These parades by people in masks break the law... so what are the police going to do about them?
The INLA staged a paramilitary display in Belfast last weekend. The PSNI claims it carried out an 'extensive' evidence-gathering operation around the march. But were officers right not to intervene?
Ranks of men and women dressed in paramilitary uniforms and with their faces masked should not be allowed to march through the streets of west Belfast, or indeed any other part of Northern Ireland.
There was a time when masked members of the Provisional IRA marched in ranks wearing paramilitary uniforms, and today the practice is perpetuated by people associated with the Irish Republican Socialist Party (IRSP) and the Irish National Liberation Army (INLA).
The IRSP is a republican Trotskyist party that was formed in December 1974 by former members of the Official Republican movement as well as some other republican socialists, such as Bernadette Devlin.
A paramilitary wing, the Irish National Liberation Army (INLA), was formed on the same day, although its existence was kept secret for some time.
It was a small organisation, but was responsible for more than 120 murders.
Last July, in Londonderry, the funeral of Peggy O'Hara, mother of the INLA hunger striker Patsy O'Hara, was staged as an INLA paramilitary display, when masked men in black uniforms marched through the city.
Each of them had a red five-pointed star on their berets, a symbol associated with the INLA.
Such displays are illegal and the relevant legislation is Section 13 of the Terrorism Act 2000, which was passed at Westminster and applies across the United Kingdom.
It states: "A person in a public place commits an offence if he (a) wears an item of clothing, or (b) wears, carries, or displays an article in such a way or in such circumstances as to arouse reasonable suspicion that he is a member, or supporter, of a proscribed organisation."
Last Sunday the Republican Socialist Movement, which embraces both the IRSP and the INLA, staged another paramilitary parade up the Falls Road to Milltown Cemetery.
Once again there were ranks of masked men and women in black paramilitary uniforms with red stars on their berets.

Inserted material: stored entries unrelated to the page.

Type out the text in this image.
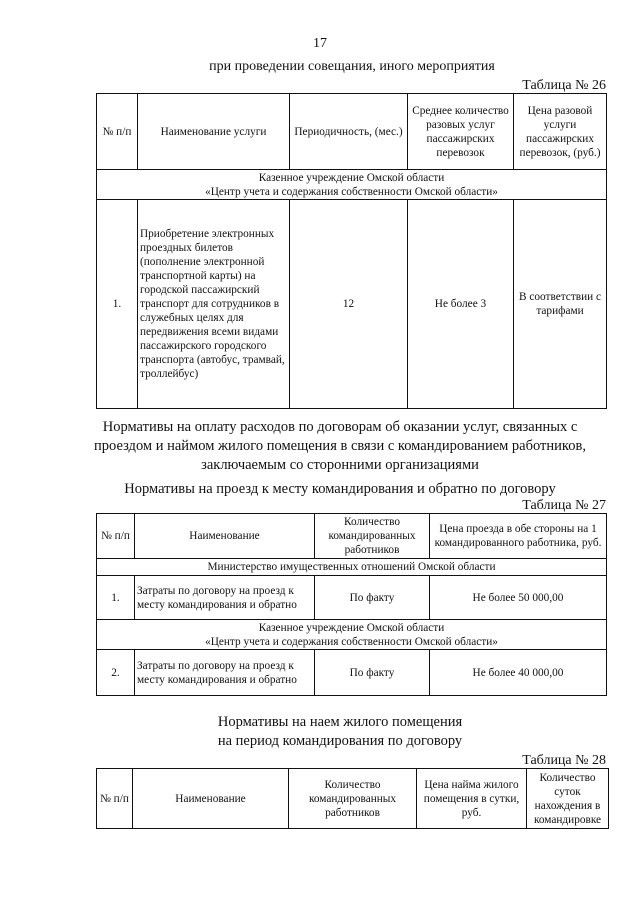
17
при проведении совещания, иного мероприятия
Таблица № 26
№ п/п	Наименование услуги	Периодичность, (мес.)	Среднее количество разовых услуг пассажирских перевозок	Цена разовой услуги пассажирских перевозок, (руб.)

Казенное учреждение Омской области
«Центр учета и содержания собственности Омской области»				

1.	Приобретение электронных проездных билетов (пополнение электронной транспортной карты) на городской пассажирский транспорт для сотрудников в служебных целях для передвижения всеми видами пассажирского городского транспорта (автобус, трамвай, троллейбус)	12	Не более 3	В соответствии с тарифами
Нормативы на оплату расходов по договорам об оказании услуг, связанных с проездом и наймом жилого помещения в связи с командированием работников, заключаемым со сторонними организациями
Нормативы на проезд к месту командирования и обратно по договору
Таблица № 27
№ п/п	Наименование	Количество командированных работников	Цена проезда в обе стороны на 1 командированного работника, руб.
Министерство имущественных отношений Омской области			
1.	Затраты по договору на проезд к месту командирования и обратно	По факту	Не более 50 000,00

Казенное учреждение Омской области
«Центр учета и содержания собственности Омской области»			

2.	Затраты по договору на проезд к месту командирования и обратно	По факту	Не более 40 000,00
Нормативы на наем жилого помещения
на период командирования по договору
Таблица № 28
№ п/п	Наименование	Количество командированных работников	Цена найма жилого помещения в сутки, руб.	Количество суток нахождения в командировке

As the marchers moved away from Dunville Park the PSNI announced through a loudspeaker that this was an "illegal gathering".
However, it was allowed to proceed and made its way to the INLA-IRSP plot at Milltown.
There, one of the masked men, with a distinctive red mask, read a statement from the platform.
There were also speakers from the IRSP.
As regards the masked marchers, the uniforms, the masks, the red star, the INLA insignia, the flags in the colour party, the reports on the IRSP blog and IRSP Facebook pages, the speeches and the location of the final ceremony at the INLA plot, all "arouse reasonable suspicion" that they were "members or supporters of a proscribed organisation".
Some people will try to dismiss such displays and say that we should ignore them, but that would be a serious mistake.
The IRSP and INLA got away with it in Londonderry and now they believe they can get away with it in Belfast.
They see their paramilitary displays as a means of asserting their existence and recruiting young and impressionable people into their ranks.
Over the next few weeks the PSNI will be examining the evidence it gathered in what it described to me as an "extensive operation".
But are the PSNI tactics the right tactics? Are they working? Did the evidence-gathering cover the entire period of the Belfast march, including the ceremony in Milltown and the subsequent dispersal? What is the quality of the evidence? And is the current legislation adequate?
The vast majority of the people of Northern Ireland are appalled by such paramilitary displays and want to see them ended. They regard them as totally unacceptable in this day and age.
That is why I and others have sought a meeting with Assistant Chief Constable Stephen Marrin, who responsible for policing such marches.
We need answers to the questions I have asked, we need resolute action by the PSNI and PPS, and we need an end to such public displays of paramilitarism.
Nelson McCausland is a DUP candidate for the Assembly in North Belfast.